Ten years ago President Bush called upon our nation to take a major step in combating the AIDS epidemic that was crippling Africa. What resulted was the President’s Emergency Plan for AIDS Relief (PEPFAR), an ambitious and unprecedented program initially committing $15 billion over five years to target HIV/AIDS. The plan relied on clear objectives, specific targets, a framework for accountability, and a commitment to measurable results to target the disease – harnessing sound business and management techniques to save lives.
In order to achieve its goals, PEPFAR partnered with and supported multilateral organizations including UNAIDS and the Global Fund to Fight AIDS, Tuberculosis, and Malaria. In addition, PEPFAR shared responsibility with host countries, helping to build sustainable and integrated health systems that can respond to the diverse needs of local communities. Fueled by compassion and a shared vision, PEPFAR and its partners dramatically scaled the supply and access to life-saving antiretroviral drugs.

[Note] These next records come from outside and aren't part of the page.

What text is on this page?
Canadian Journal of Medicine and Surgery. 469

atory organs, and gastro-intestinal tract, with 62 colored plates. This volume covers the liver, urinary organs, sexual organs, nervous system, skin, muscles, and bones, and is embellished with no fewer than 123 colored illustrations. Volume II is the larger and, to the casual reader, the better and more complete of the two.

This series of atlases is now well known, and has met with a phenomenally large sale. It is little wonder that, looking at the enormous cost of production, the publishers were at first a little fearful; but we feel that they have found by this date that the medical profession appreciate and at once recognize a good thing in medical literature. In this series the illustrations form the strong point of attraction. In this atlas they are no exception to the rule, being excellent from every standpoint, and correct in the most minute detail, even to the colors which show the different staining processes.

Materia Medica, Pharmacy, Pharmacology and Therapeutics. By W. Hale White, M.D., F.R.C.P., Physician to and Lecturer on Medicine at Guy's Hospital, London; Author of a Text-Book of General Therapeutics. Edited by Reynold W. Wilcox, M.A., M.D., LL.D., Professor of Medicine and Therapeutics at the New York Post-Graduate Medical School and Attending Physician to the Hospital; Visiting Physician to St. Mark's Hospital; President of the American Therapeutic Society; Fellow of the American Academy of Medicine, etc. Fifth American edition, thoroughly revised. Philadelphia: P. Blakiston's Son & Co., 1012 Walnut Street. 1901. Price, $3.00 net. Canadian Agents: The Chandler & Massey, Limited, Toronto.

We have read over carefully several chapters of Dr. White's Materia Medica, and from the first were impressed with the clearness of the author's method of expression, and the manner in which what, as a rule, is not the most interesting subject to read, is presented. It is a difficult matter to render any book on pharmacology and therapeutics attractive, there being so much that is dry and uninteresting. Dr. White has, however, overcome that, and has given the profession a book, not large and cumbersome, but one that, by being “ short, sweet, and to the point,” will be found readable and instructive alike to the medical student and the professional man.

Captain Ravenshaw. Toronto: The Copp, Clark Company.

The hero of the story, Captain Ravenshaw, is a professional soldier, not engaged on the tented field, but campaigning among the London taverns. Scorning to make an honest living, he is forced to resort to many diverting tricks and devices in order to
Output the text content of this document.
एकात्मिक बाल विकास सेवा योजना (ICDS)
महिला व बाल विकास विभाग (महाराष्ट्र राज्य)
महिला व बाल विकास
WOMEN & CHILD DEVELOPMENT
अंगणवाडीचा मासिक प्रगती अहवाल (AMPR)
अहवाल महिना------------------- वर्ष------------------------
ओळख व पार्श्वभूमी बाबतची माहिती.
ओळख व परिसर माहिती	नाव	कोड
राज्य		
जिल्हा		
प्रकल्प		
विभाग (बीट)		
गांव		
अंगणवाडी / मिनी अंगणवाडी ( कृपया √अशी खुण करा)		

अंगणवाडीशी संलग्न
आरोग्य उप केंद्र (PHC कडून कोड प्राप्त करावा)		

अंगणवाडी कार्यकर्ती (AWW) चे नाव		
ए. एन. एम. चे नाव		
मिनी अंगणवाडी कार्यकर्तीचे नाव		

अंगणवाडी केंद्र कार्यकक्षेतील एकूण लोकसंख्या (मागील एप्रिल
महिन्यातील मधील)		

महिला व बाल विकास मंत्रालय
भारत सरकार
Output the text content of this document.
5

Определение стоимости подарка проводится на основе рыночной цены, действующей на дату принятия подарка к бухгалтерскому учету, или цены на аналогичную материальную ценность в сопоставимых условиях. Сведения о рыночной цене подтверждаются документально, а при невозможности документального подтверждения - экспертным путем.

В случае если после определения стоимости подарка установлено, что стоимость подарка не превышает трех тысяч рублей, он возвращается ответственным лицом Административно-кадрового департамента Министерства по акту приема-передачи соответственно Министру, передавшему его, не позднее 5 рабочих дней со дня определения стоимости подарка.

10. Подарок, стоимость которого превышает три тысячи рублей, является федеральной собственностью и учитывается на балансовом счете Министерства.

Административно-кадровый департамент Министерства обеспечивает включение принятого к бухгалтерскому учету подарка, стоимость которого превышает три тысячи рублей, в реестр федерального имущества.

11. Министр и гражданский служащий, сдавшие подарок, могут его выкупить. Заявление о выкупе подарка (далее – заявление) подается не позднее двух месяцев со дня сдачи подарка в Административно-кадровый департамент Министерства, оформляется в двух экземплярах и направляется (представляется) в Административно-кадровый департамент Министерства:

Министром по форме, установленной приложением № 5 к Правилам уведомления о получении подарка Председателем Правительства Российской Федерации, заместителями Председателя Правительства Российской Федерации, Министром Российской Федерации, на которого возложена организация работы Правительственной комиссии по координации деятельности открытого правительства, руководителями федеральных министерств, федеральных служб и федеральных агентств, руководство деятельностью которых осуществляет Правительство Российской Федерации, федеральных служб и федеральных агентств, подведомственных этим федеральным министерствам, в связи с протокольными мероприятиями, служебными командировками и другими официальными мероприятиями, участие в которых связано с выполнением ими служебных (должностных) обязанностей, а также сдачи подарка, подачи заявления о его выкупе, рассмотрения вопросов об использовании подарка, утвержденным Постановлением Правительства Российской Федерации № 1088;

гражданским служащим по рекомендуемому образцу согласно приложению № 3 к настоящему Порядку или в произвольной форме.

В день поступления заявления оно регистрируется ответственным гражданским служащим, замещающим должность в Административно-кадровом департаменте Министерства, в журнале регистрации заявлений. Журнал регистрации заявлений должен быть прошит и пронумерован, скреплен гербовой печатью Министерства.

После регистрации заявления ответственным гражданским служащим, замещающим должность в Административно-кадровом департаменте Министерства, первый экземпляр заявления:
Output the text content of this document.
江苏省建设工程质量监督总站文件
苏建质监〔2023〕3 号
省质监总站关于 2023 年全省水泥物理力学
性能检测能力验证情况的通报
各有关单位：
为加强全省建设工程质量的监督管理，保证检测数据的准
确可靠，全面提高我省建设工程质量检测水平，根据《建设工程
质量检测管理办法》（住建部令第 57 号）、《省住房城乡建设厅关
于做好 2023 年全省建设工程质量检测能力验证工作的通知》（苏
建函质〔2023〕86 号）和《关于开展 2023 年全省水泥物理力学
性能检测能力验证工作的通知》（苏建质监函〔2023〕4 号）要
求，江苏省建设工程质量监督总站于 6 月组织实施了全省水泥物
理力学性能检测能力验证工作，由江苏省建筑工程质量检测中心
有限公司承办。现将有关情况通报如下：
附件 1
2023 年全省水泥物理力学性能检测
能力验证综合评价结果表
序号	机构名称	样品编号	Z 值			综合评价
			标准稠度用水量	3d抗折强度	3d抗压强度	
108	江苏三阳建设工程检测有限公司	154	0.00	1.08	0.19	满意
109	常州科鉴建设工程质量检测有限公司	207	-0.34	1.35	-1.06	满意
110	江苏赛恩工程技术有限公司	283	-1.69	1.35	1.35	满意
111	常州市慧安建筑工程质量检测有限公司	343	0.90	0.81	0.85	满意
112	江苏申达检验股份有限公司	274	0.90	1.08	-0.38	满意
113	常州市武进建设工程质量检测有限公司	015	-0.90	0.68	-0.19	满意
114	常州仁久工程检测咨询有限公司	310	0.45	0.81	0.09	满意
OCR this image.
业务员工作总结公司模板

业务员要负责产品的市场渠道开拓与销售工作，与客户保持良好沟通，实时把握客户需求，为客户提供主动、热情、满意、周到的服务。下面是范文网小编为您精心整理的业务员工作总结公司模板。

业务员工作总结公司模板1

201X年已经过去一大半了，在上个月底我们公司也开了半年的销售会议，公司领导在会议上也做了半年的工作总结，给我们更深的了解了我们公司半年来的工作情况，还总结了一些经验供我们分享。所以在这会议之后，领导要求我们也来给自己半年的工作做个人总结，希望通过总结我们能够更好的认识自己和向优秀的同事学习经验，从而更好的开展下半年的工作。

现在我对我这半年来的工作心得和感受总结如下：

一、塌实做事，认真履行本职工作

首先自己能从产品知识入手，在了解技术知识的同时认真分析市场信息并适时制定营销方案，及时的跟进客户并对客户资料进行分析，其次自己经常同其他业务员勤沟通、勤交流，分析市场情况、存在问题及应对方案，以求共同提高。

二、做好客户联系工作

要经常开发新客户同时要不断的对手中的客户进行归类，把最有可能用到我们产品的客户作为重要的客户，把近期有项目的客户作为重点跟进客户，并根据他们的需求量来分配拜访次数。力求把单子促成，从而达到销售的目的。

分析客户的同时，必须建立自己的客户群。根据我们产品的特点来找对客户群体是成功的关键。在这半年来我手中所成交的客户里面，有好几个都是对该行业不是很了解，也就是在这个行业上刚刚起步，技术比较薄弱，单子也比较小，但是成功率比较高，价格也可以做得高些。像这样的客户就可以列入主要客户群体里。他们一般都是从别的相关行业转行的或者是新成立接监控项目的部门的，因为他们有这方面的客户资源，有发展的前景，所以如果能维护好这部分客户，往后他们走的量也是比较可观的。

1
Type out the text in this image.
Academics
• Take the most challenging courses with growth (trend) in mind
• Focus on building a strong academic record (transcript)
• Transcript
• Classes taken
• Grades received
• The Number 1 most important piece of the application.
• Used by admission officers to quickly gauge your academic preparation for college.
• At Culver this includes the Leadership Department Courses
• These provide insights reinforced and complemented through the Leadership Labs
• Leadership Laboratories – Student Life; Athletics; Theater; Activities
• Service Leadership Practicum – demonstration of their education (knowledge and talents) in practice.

Support for PEPFAR has continued under President Obama, and to date the program has committed over $45 billion to HIV prevention, treatment, and care. Due in large part to this investment, over 8 million people now receive antiretroviral drugs, a twenty-fold increase from a decade ago. Last year alone, nearly 15 million people, including over 4 million children, received HIV care and support through PEPFAR.
In Angola, HIV infection rates have not only remained low at 2%, but stability and peace have helped usher a period of unprecedented economic growth. Between 2001 and 2010 Angola had an annual average GDP growth rate of 11.1% - the highest rate in the world.
These dramatic results demonstrate how strong leadership, a clear vision, bold action, and coordinated efforts can achieve lasting impact for millions of people – saving lives and changing the course of history. An important fact that we must remember, not just today, President’s Day, but every day.